Neue Anklage gegen Telegram-Gründer: Pawel Durow zeigt Russland den Stinkefinger
Der Telegram-Gründer wird wegen Beihilfe zu Anschlägen angeklagt – während russische Dienste selbst mit „Wegwerfagenten“ arbeiten.
Pawel Durow sitzt an einem Tisch mit einer Obstschale und Getränken, dreht sich um – und zeigt einen Stinkefinger in die Kamera. Gepostet auf dem von ihm gegründeten Messengerdienst Telegram. Es ist die Antwort des 41-Jährigen auf Beschuldigungen des russischen Inlandsgeheimdienstes FSB und des Ermittlungskomitee SKR, Russlands oberster Strafverfolgungsbehörde.
Sie hatten den 1984 im damaligen Leningrad, auch Wladimir Putins Heimatstadt und heute St. Petersburg, Geborenen angeklagt, gegen § 205.1 Abs. 1.1 verstoßen zu haben – Beihilfe zu terroristischen Handlungen. Der FSB erklärte, dass „zahlreiche Fälle festgestellt und dokumentiert wurden, in denen die ukrainischen Geheimdienste den unter Jugendlichen beliebten Chatbot des Messengers Telegram ‚Dajvinchik/Leo – Kennenlernen, Chatten und neue Freunde‘ – dazu nutzten, Personen in kriminelle Aktivitäten zu verwickeln“. Telegram habe diese Kanäle trotz russischer Aufforderungen nicht gelöscht. Die Ukraine soll demnach über Telegram Menschen angeworben haben für angeblich 153.000 Anschläge gegen russische Ziele.
Durow steht zudem seit Donnerstag auf Rosfinmonitorings Liste der Terroristen und Extremisten – sein Vermögen muss eingefroren werden, Finanztransaktionen sind praktisch unmöglich, allerdings nur in Russland und befreundeten Staaten.

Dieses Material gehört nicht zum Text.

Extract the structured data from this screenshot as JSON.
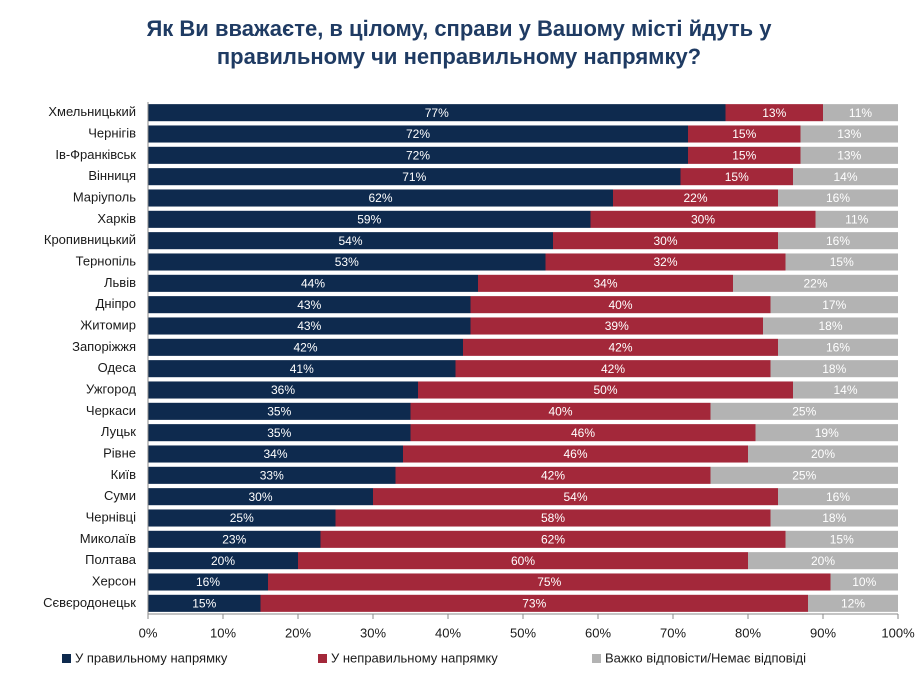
{
  "chart_data": {
    "type": "stacked_barh",
    "title": [
      "Як Ви вважаєте, в цілому, справи у Вашому місті йдуть у",
      "правильному чи неправильному напрямку?"
    ],
    "categories": [
      "Хмельницький",
      "Чернігів",
      "Ів-Франківськ",
      "Вінниця",
      "Маріуполь",
      "Харків",
      "Кропивницький",
      "Тернопіль",
      "Львів",
      "Дніпро",
      "Житомир",
      "Запоріжжя",
      "Одеса",
      "Ужгород",
      "Черкаси",
      "Луцьк",
      "Рівне",
      "Київ",
      "Суми",
      "Чернівці",
      "Миколаїв",
      "Полтава",
      "Херсон",
      "Сєвєродонецьк"
    ],
    "series": [
      {
        "name": "У правильному напрямку",
        "color": "#0e2a4e",
        "values": [
          77,
          72,
          72,
          71,
          62,
          59,
          54,
          53,
          44,
          43,
          43,
          42,
          41,
          36,
          35,
          35,
          34,
          33,
          30,
          25,
          23,
          20,
          16,
          15
        ],
        "value_labels": [
          "77%",
          "72%",
          "72%",
          "71%",
          "62%",
          "59%",
          "54%",
          "53%",
          "44%",
          "43%",
          "43%",
          "42%",
          "41%",
          "36%",
          "35%",
          "35%",
          "34%",
          "33%",
          "30%",
          "25%",
          "23%",
          "20%",
          "16%",
          "15%"
        ]
      },
      {
        "name": "У неправильному напрямку",
        "color": "#a3283a",
        "values": [
          13,
          15,
          15,
          15,
          22,
          30,
          30,
          32,
          34,
          40,
          39,
          42,
          42,
          50,
          40,
          46,
          46,
          42,
          54,
          58,
          62,
          60,
          75,
          73
        ],
        "value_labels": [
          "13%",
          "15%",
          "15%",
          "15%",
          "22%",
          "30%",
          "30%",
          "32%",
          "34%",
          "40%",
          "39%",
          "42%",
          "42%",
          "50%",
          "40%",
          "46%",
          "46%",
          "42%",
          "54%",
          "58%",
          "62%",
          "60%",
          "75%",
          "73%"
        ]
      },
      {
        "name": "Важко відповісти/Немає відповіді",
        "color": "#b3b3b3",
        "values": [
          11,
          13,
          13,
          14,
          16,
          11,
          16,
          15,
          22,
          17,
          18,
          16,
          18,
          14,
          25,
          19,
          20,
          25,
          16,
          18,
          15,
          20,
          10,
          12
        ],
        "value_labels": [
          "11%",
          "13%",
          "13%",
          "14%",
          "16%",
          "11%",
          "16%",
          "15%",
          "22%",
          "17%",
          "18%",
          "16%",
          "18%",
          "14%",
          "25%",
          "19%",
          "20%",
          "25%",
          "16%",
          "18%",
          "15%",
          "20%",
          "10%",
          "12%"
        ]
      }
    ],
    "xlim": [
      0,
      100
    ],
    "xticks": [
      {
        "value": 0,
        "label": "0%"
      },
      {
        "value": 10,
        "label": "10%"
      },
      {
        "value": 20,
        "label": "20%"
      },
      {
        "value": 30,
        "label": "30%"
      },
      {
        "value": 40,
        "label": "40%"
      },
      {
        "value": 50,
        "label": "50%"
      },
      {
        "value": 60,
        "label": "60%"
      },
      {
        "value": 70,
        "label": "70%"
      },
      {
        "value": 80,
        "label": "80%"
      },
      {
        "value": 90,
        "label": "90%"
      },
      {
        "value": 100,
        "label": "100%"
      }
    ],
    "legend": "bottom"
  }
}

Seit 2018 versucht Russland Telegram zu streichen
Seit 2018 versucht Russland, Telegram im Riesenreich zu sperren. Denn Durow weigerte sich, dem FSB Aufzeichnungen und Zugang zur Entschlüsselung der Korrespondenz zur Verfügung zu stellen. Derzeit ist Telegram in Russland nur noch über VPNs zu erreichen, die anonymisierten Internetzugang ermöglichen. Der Kreml will seinem Land den vollständig von ihm überwachten staatlichen Messenger Max aufzwingen.
Denn in Russland kann der FSB Durow, der in Abwesenheit angeklagt wurde, nicht greifen: Er lebt seit langem im Ausland, angeblich zumeist in Dubai. Er hat auf seinem Telegramkanal 11,4 Millionen Follower und die Staatsbürgerschaften der Vereinigten Arabischen Emirate, Frankreichs und des karibischen Staates St. Kitts und Nevis.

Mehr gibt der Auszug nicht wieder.